Clothed in the rhetorical and semiotic crypto-imperial habiliments of Marxist-Leninism,
the Bellman not only demands his auditors’ ears but even their arms so
that he may throw them (their arms, not his audience) across the
shoulders of the tottering capitalist-running-boojums and assist them
into an early grave. This odd affinity (an unelective affinity?) towards
Comrade Lenin is no accident, it allows us to make a second auricular
reference to the rumored waxen ear which has replaced the genuine,
damaged article on Lenin’s embalmed corpse.
The ear motif
receives its third and final reiteration (thus fulfilling the Clochetic
Rule of Three) in the somewhat maimed person of Vincent van Gogh,
who stands behind Comrade Bellman (somewhat in the manner of a
Laputian flapper) to encourage the enthusiasm of all
concerned with his sinister aura … of menacing risibility.
Their
audience, the proletarian hunters of the Snark, react to all this
intellectual palaver as expected. Drinks all around and afterwards,
dancing on the upper decks for the lower ranks! Huzzah for His Nibs the
Bellman, huzzah for the Snark, huzzah for the revolution!
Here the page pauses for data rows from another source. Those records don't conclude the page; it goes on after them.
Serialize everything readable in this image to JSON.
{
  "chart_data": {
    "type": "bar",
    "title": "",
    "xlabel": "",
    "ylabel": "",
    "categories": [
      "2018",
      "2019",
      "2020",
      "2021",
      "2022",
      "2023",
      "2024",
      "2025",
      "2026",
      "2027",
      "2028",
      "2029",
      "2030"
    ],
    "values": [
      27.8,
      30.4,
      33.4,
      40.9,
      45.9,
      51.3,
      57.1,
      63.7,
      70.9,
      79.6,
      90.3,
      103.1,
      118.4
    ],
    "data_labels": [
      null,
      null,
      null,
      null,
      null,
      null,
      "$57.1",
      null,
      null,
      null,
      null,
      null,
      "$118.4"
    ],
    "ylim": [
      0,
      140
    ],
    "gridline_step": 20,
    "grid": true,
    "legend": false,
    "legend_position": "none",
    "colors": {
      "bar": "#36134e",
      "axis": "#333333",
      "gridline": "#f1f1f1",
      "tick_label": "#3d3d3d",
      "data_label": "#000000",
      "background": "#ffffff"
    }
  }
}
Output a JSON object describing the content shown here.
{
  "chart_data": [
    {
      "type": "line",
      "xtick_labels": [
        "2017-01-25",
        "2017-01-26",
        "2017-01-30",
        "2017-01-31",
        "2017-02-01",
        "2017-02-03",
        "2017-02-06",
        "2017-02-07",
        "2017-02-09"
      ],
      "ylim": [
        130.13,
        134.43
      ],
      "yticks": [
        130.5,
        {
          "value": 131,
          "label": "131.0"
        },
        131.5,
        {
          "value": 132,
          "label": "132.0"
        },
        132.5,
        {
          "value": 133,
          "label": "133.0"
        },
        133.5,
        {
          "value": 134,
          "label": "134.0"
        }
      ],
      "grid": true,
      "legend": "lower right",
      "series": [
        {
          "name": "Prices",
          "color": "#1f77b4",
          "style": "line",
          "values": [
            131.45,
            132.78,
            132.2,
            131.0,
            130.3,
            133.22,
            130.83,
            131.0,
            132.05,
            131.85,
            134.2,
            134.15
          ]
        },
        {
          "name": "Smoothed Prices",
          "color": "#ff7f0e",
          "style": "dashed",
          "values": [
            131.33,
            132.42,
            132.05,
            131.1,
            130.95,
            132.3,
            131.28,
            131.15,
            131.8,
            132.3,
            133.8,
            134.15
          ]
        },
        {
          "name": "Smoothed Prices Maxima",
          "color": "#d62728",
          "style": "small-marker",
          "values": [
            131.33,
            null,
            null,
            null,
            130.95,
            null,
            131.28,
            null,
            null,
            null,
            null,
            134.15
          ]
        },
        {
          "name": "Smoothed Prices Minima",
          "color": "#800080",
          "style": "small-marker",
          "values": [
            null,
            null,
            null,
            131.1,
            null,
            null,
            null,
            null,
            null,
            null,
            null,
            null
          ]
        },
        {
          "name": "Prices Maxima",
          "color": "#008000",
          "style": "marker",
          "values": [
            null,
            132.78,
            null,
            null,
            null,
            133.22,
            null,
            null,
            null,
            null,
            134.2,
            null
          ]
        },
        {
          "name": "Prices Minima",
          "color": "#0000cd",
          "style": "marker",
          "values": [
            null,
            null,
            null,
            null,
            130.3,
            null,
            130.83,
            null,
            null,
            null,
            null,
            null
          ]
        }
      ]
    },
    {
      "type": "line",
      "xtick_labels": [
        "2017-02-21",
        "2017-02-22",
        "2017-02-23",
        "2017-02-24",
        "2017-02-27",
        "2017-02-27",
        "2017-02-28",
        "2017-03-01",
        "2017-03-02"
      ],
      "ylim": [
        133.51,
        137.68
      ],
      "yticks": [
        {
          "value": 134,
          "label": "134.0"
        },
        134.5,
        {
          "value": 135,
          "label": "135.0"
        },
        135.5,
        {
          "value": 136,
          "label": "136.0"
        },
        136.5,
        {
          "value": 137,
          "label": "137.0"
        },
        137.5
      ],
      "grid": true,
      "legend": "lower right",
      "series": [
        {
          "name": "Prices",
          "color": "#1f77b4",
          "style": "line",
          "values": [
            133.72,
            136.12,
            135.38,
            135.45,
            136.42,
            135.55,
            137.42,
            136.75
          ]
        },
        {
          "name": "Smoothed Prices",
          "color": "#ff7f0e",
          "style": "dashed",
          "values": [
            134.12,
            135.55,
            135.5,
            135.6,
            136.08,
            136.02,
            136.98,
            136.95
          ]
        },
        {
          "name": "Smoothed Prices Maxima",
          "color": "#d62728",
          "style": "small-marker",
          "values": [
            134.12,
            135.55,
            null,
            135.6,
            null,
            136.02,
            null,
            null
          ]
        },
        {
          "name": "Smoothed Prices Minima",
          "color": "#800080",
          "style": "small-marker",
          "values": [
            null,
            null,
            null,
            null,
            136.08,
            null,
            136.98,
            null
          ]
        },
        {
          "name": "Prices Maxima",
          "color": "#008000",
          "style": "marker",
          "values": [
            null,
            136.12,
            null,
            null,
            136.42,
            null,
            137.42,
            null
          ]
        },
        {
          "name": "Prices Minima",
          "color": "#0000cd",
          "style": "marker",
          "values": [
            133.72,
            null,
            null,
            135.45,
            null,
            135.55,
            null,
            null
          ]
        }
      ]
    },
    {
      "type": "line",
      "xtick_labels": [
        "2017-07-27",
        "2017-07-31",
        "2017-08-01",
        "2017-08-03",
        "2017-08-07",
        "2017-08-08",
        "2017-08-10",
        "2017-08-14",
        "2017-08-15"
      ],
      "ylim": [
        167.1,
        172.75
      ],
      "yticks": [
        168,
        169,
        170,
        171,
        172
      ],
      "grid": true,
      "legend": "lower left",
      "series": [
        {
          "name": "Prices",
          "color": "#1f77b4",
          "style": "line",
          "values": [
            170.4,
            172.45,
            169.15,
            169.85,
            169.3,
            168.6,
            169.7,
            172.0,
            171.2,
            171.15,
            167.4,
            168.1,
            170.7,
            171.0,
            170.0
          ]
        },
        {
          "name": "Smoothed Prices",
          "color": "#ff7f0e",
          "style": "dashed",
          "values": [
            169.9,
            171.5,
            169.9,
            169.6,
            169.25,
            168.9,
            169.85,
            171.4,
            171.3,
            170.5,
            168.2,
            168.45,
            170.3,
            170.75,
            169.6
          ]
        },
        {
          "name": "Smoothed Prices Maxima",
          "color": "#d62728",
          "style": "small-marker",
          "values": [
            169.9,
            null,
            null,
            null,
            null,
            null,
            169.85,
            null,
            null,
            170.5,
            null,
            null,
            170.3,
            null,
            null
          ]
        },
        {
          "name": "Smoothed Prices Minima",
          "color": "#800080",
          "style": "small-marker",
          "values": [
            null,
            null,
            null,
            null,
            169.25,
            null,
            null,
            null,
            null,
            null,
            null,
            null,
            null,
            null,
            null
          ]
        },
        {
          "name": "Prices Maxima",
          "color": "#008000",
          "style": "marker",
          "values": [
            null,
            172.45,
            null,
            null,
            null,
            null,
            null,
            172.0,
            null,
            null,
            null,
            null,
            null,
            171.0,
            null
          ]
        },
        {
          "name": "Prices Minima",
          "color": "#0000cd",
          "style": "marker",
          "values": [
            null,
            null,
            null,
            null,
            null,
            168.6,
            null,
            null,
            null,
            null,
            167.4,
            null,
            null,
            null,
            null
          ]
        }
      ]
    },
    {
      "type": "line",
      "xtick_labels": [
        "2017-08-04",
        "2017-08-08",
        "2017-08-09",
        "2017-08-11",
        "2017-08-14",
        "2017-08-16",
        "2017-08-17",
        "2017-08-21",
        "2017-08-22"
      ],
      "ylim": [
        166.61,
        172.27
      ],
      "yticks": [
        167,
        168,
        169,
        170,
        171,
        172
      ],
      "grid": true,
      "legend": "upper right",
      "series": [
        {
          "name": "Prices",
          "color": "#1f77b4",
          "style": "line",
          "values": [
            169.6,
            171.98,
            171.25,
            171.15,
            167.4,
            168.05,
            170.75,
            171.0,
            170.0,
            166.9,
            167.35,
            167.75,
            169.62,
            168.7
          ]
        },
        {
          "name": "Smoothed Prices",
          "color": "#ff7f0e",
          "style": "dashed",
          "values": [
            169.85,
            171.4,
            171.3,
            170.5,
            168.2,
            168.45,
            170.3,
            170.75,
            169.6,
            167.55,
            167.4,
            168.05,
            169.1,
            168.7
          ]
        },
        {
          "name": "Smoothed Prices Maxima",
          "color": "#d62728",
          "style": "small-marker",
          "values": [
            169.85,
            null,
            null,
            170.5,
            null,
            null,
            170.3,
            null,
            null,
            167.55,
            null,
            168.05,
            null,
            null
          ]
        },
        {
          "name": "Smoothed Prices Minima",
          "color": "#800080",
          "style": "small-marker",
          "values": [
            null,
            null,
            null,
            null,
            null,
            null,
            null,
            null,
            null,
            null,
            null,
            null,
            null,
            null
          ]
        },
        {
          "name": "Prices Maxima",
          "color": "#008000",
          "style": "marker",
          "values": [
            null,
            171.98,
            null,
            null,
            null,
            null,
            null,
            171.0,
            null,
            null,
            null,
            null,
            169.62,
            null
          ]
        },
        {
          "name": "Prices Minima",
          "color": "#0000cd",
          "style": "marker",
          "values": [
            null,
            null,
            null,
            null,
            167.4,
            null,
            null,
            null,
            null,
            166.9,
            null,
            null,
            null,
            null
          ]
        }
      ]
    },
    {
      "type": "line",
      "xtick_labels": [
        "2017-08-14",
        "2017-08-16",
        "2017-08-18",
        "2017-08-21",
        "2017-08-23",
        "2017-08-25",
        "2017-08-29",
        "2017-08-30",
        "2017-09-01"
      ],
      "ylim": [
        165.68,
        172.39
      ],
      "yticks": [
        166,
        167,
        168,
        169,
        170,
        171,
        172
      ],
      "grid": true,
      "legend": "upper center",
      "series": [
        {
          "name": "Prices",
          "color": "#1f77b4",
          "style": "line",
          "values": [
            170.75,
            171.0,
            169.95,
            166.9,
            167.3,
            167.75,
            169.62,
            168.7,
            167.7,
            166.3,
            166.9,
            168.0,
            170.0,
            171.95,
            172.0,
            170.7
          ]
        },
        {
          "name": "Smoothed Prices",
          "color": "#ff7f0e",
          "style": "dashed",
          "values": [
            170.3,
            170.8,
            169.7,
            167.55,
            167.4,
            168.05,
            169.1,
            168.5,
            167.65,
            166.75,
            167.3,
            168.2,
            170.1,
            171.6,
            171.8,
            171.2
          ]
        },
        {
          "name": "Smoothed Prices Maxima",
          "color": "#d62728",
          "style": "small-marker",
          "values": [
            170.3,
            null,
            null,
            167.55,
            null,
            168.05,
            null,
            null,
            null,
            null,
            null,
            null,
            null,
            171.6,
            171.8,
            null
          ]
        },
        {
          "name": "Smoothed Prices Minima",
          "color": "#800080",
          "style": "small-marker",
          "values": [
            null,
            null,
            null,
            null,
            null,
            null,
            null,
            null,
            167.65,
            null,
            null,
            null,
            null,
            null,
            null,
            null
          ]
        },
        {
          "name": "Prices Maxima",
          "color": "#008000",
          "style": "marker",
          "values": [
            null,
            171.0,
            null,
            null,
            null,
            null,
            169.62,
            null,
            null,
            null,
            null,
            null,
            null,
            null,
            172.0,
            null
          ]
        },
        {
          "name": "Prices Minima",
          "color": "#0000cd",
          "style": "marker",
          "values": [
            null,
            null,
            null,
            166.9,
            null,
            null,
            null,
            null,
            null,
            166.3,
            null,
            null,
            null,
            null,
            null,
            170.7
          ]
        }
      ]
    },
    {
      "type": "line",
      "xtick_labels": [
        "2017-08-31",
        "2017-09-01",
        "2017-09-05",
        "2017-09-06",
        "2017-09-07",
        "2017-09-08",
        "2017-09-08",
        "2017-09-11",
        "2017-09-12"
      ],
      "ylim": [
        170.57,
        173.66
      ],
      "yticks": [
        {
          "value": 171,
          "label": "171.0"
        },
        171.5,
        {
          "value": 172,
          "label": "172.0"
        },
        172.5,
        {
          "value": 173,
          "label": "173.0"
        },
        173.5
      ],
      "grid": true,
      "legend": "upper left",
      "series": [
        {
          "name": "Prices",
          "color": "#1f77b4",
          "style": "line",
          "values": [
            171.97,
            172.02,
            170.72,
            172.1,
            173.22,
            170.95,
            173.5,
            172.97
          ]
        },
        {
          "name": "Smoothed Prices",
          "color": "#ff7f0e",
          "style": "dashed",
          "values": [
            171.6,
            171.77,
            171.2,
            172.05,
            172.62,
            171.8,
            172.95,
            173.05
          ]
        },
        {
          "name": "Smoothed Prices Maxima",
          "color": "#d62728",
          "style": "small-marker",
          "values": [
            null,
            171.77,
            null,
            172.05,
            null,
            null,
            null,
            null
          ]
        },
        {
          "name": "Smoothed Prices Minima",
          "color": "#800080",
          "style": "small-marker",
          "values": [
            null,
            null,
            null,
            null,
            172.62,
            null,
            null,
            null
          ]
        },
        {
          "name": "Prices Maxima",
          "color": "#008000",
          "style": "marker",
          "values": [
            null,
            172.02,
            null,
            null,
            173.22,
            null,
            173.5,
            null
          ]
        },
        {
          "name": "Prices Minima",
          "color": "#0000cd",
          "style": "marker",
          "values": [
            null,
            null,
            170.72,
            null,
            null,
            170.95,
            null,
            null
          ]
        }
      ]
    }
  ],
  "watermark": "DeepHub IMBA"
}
_______________________________________________
Will Schofield has very kindly posted a short bio of my late aunt, Monica Tornow, at his Writers No One Reads. On 50 Watts, he's also posted two pieces written by her in the late '70s for Manuskripte, the Austrian literary magazine, one of them translated by myself and another by Malcolm Green in his must-have Black Letters Unleashed (Atlas Press, 1989). There's also some pictures I drew for the two pieces, for the children to play with if they get bored while you're reading. My aunt loved children, especially if they smoked and drank and talked left-wing politics.